Pegasus: Europe’s deepening spyware scandal
The EU data protection authority wants the powerful surveillance program to be banned, calling it a threat to democracy after claims of misuse in member states
Concern over the use of a powerful spyware called Pegasus is growing in intensity in the European Union. An investigation committee launched by the European Parliament is preparing its first operational work meeting, which could be held this Thursday. The provisional agenda shows the presence of members of the Senate of Poland, one of the countries where there are suspicions about the use of Pegasus to spy on the government’s political rivals. The European Data Protection Supervisor has already called for programs like Pegasus to be banned on the grounds that they are very difficult to control and endanger fundamental rights and freedoms.
The investigative group (whose formal name is Committee of Inquiry to investigate the use of Pegasus and equivalent surveillance spyware) was requested after the governments of Poland and Hungary admitted to having the program, a very powerful spying software developed by the Israeli company NSO Group and that is only available to government agencies. Pegasus can take control of a cellphone without its owner noticing and, in addition to accessing all its contents, it can also turn it into a listening and image capture terminal.

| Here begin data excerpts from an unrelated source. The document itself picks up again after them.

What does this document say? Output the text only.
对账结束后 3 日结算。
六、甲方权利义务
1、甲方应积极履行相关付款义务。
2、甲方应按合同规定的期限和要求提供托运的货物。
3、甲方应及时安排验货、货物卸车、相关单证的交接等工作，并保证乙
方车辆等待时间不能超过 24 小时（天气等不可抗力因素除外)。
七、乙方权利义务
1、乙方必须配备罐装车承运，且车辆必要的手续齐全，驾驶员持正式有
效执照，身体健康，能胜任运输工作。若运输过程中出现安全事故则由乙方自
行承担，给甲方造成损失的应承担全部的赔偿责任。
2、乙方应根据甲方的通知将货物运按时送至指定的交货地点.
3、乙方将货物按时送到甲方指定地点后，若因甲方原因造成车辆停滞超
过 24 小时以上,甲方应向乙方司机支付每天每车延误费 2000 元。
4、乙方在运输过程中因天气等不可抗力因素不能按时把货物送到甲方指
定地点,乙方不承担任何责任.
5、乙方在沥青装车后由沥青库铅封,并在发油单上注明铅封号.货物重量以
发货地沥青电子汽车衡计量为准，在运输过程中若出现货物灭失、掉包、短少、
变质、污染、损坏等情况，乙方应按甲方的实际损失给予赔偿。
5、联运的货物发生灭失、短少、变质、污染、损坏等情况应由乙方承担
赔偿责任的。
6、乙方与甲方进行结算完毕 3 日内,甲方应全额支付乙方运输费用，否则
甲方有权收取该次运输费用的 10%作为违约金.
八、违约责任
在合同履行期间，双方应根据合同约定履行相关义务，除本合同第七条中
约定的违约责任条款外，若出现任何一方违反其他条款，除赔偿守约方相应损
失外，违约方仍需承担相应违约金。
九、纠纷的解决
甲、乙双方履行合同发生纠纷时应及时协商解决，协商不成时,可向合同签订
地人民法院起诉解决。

The committee’s initial session in April, to deal with preparatory work, coincided with revelations about the so-called CatalanGate, an investigation into espionage of separatist leaders with ties to Catalonia’s failed unilateral breakaway attempt from Spain in 2017. And its next session will take place right after Spain’s prime minister, Pedro Sánchez, on Monday said that his own phone was hacked by Pegasus. Other senior members of the Spanish government have apparently been targeted by the spyware, including Defense Minister Margarita Robles and former foreign minister Arancha González-Laya, whose cellphone communications were spied on during a diplomatic crisis between Spain and Morocco in May 2021, government sources said.

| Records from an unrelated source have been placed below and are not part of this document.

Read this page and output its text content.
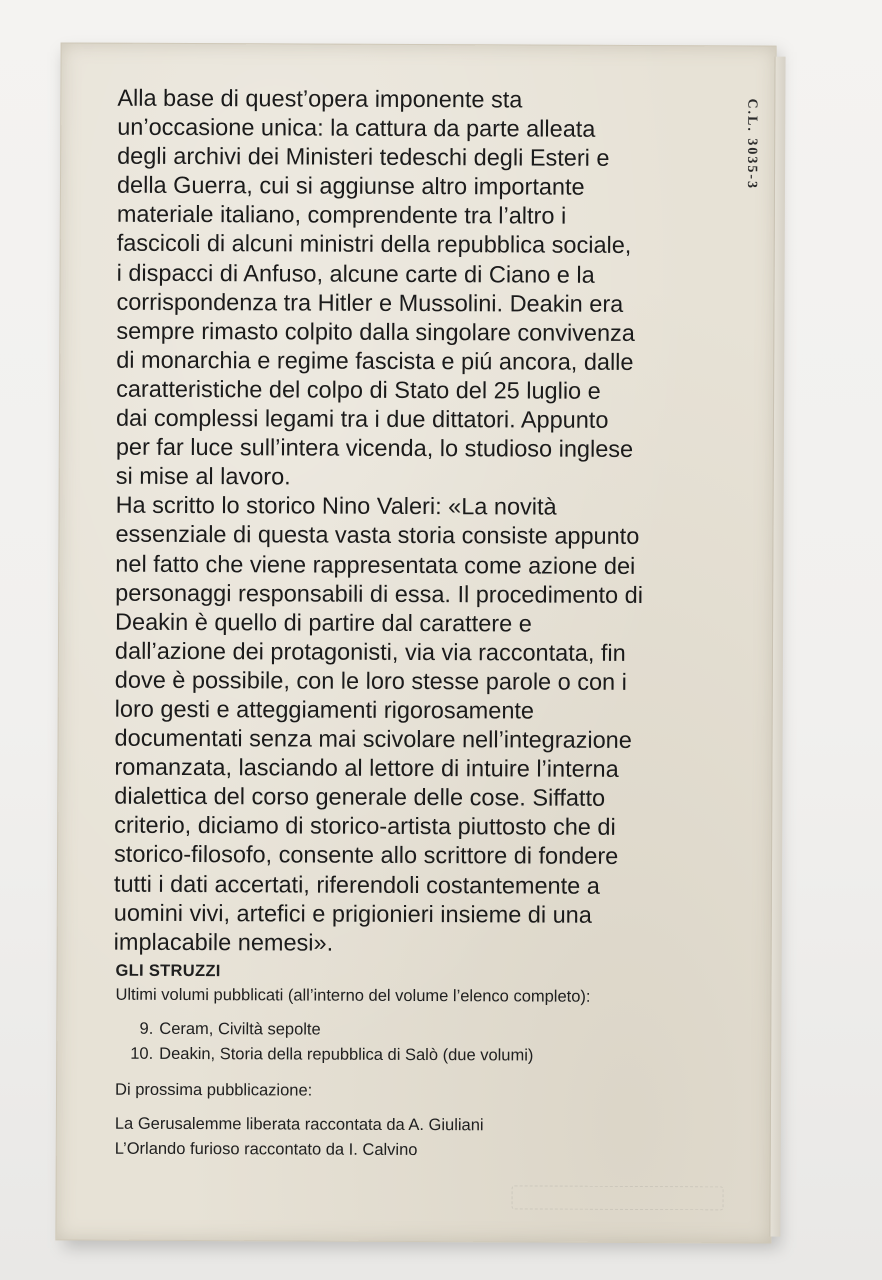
C.L. 3035-3

Alla base di quest’opera imponente sta
un’occasione unica: la cattura da parte alleata
degli archivi dei Ministeri tedeschi degli Esteri e
della Guerra, cui si aggiunse altro importante
materiale italiano, comprendente tra l’altro i
fascicoli di alcuni ministri della repubblica sociale,
i dispacci di Anfuso, alcune carte di Ciano e la
corrispondenza tra Hitler e Mussolini. Deakin era
sempre rimasto colpito dalla singolare convivenza
di monarchia e regime fascista e piú ancora, dalle
caratteristiche del colpo di Stato del 25 luglio e
dai complessi legami tra i due dittatori. Appunto
per far luce sull’intera vicenda, lo studioso inglese
si mise al lavoro.
Ha scritto lo storico Nino Valeri: «La novità
essenziale di questa vasta storia consiste appunto
nel fatto che viene rappresentata come azione dei
personaggi responsabili di essa. Il procedimento di
Deakin è quello di partire dal carattere e
dall’azione dei protagonisti, via via raccontata, fin
dove è possibile, con le loro stesse parole o con i
loro gesti e atteggiamenti rigorosamente
documentati senza mai scivolare nell’integrazione
romanzata, lasciando al lettore di intuire l’interna
dialettica del corso generale delle cose. Siffatto
criterio, diciamo di storico-artista piuttosto che di
storico-filosofo, consente allo scrittore di fondere
tutti i dati accertati, riferendoli costantemente a
uomini vivi, artefici e prigionieri insieme di una
implacabile nemesi».

GLI STRUZZI

Ultimi volumi pubblicati (all’interno del volume l’elenco completo):

9. Ceram, Civiltà sepolte
10. Deakin, Storia della repubblica di Salò (due volumi)

Di prossima pubblicazione:

La Gerusalemme liberata raccontata da A. Giuliani

L’Orlando furioso raccontato da I. Calvino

For the space of a year, the 38 members of the investigation committee (including Carles Puigdemont, who led the Catalan secession attempt, fled to Belgium to avoid arrest and was later elected to a seat in the European Parliament) will try to collect testimony and documents that prove the use of the program in the EU, where there have been accusations of spying in Greece, Poland and Hungary besides Spain. In France, President Emmanuel Macron is believed to have been on a list of potential Pegasus targets, according to media reports from July 2021 based on a collaborative journalism investigation known as the Pegasus Project. And last month, UK Prime Minister Boris Johnson was informed by Citizen Lab, a digital security research department of the University of Toronto, that his office may have been targeted in 2020 and 2021.

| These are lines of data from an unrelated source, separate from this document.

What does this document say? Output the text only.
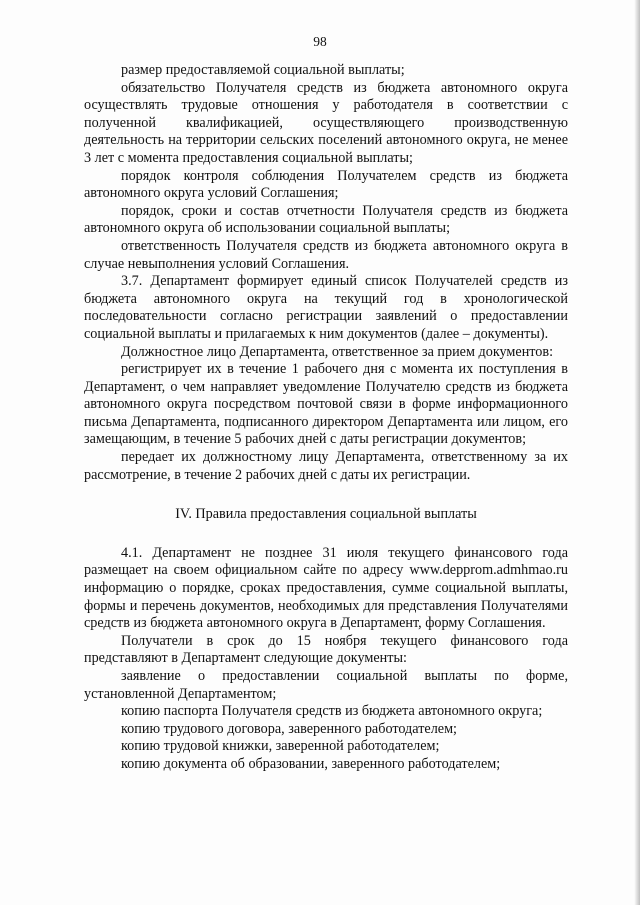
98

размер предоставляемой социальной выплаты;

обязательство Получателя средств из бюджета автономного округа осуществлять трудовые отношения у работодателя в соответствии с полученной квалификацией, осуществляющего производственную деятельность на территории сельских поселений автономного округа, не менее 3 лет с момента предоставления социальной выплаты;

порядок контроля соблюдения Получателем средств из бюджета автономного округа условий Соглашения;

порядок, сроки и состав отчетности Получателя средств из бюджета автономного округа об использовании социальной выплаты;

ответственность Получателя средств из бюджета автономного округа в случае невыполнения условий Соглашения.

3.7. Департамент формирует единый список Получателей средств из бюджета автономного округа на текущий год в хронологической последовательности согласно регистрации заявлений о предоставлении социальной выплаты и прилагаемых к ним документов (далее – документы).

Должностное лицо Департамента, ответственное за прием документов:

регистрирует их в течение 1 рабочего дня с момента их поступления в Департамент, о чем направляет уведомление Получателю средств из бюджета автономного округа посредством почтовой связи в форме информационного письма Департамента, подписанного директором Департамента или лицом, его замещающим, в течение 5 рабочих дней с даты регистрации документов;

передает их должностному лицу Департамента, ответственному за их рассмотрение, в течение 2 рабочих дней с даты их регистрации.

IV. Правила предоставления социальной выплаты

4.1. Департамент не позднее 31 июля текущего финансового года размещает на своем официальном сайте по адресу www.depprom.admhmao.ru информацию о порядке, сроках предоставления, сумме социальной выплаты, формы и перечень документов, необходимых для представления Получателями средств из бюджета автономного округа в Департамент, форму Соглашения.

Получатели в срок до 15 ноября текущего финансового года представляют в Департамент следующие документы:

заявление о предоставлении социальной выплаты по форме, установленной Департаментом;

копию паспорта Получателя средств из бюджета автономного округа;

копию трудового договора, заверенного работодателем;

копию трудовой книжки, заверенной работодателем;

копию документа об образовании, заверенного работодателем;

If the committee’s conclusions confirm the apparent danger, “the European Parliament will ask the EU Commission to legislate on its use,” says Juan Fernando López Aguilar, a member of the investigation committee and chair of the Committee on Civil Liberties, Justice and Home Affairs.
López Aguilar is convinced that “the response provided by the European Parliament will mark the attitude of national parliaments on this matter.” And he believes that, at a minimum, Pegasus “will have to be regulated, because it affects fundamental rights that are highly protected in the Charter [of fundamental rights of the EU].”
The European Data Protection Supervisor (EDPS), the European authority on data protection, is already advocating for prohibiting the development and deployment of espionage programs with capabilities such as Pegasus in order to protect “fundamental freedoms but also democracy and the rule of law.” In a preliminary report published in mid-February, the Supervisor considered that “the use of Pegasus might lead to an unprecedented level of intrusiveness, which threatens the essence of the right to privacy, as the spyware is able to interfere with the most intimate aspects of our daily lives.“
NSO Group claims that it only sells its software to government agencies. “That information is yet to be verified,” notes López Aguilar. “The truth is that the program is very expensive and each intervention costs a fortune, so in principle it is not within the reach of amateurs.”